I believe that the formation of the student, rather than the conveyance of information, is the ultimate goal of university teaching. This position entails a concern for the students themselves, a concern that I hope I am able to express in my courses. Despite contemporary class sizes, I seek to engage with my students as individual persons—I attempt to learn all of my students’ names and visit every tutorial section in order to meet them in a more personable setting. In lecture classes, I assign a short, ungraded writing assignment at the conclusion of each class. Reading these “one-minute papers” is not only a useful diagnostic tool but also helps me to get to know each student a little better.
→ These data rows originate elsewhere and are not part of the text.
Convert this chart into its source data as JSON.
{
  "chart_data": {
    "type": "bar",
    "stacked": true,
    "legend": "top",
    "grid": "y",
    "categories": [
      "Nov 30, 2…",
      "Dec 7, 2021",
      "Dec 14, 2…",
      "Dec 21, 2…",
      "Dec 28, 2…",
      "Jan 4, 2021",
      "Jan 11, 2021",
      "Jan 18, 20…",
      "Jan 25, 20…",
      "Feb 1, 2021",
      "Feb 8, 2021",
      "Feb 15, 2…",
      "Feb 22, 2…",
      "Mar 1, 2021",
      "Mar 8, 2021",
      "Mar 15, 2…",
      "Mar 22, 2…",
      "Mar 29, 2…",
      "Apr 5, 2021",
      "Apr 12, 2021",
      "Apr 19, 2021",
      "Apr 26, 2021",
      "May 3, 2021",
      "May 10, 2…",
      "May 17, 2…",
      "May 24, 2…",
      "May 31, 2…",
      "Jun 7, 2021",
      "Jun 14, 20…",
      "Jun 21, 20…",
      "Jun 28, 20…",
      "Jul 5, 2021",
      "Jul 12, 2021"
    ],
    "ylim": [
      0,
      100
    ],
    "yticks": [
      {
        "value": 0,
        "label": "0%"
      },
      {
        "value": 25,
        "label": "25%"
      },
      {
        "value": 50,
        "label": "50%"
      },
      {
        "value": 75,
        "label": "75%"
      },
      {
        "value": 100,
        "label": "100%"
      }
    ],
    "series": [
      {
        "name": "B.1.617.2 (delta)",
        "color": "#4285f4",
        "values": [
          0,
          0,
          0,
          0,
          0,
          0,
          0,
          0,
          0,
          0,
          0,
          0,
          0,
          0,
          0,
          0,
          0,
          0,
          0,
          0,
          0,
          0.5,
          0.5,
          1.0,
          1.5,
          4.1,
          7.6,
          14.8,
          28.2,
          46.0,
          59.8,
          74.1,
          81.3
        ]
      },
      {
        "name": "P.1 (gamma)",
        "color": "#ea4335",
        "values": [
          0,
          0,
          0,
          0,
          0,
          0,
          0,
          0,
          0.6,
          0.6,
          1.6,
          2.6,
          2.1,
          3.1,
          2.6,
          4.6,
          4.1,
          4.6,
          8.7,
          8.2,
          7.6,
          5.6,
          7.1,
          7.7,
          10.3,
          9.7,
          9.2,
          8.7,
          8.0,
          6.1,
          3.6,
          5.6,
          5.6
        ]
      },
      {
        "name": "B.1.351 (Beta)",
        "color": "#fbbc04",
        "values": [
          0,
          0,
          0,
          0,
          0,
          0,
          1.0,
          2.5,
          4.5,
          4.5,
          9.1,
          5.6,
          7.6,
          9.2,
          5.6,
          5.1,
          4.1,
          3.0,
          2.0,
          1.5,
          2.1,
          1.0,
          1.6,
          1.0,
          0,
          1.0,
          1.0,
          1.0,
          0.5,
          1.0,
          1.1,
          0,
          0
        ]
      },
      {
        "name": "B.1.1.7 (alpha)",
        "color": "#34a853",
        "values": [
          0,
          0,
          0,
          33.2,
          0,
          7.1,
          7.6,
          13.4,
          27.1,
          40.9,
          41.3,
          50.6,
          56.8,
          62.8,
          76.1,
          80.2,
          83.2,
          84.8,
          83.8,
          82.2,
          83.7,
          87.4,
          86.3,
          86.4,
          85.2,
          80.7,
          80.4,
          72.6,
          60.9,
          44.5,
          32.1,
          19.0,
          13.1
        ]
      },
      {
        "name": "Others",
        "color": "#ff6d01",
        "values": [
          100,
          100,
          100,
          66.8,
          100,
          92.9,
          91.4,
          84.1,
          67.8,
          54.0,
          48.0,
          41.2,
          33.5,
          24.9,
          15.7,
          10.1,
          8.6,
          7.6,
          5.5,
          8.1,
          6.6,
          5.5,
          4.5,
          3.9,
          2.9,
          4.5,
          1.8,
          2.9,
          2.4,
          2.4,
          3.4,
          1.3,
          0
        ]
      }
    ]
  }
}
I comment on these assignments as seems fitting, often posing questions to prompt further reasoning and reflection. Students have expressed surprise and appreciation when I have been able to address them by name and discuss their work, and undergraduates who approach me to request reference letters explicitly state that they believe I know them better than any other instructor, which is very gratifying.

While I intend to continue improving and refining my pedagogical methods, I am deeply committed to the liberal-arts conception of the substantive point of education that I have outlined here. Teaching the social and cultural sciences as a liberal art has a transformative potential—in cultivating ethical consciousness it transforms lives and may thus play a role in transforming our society—a potential that I aspire to realize in my teaching.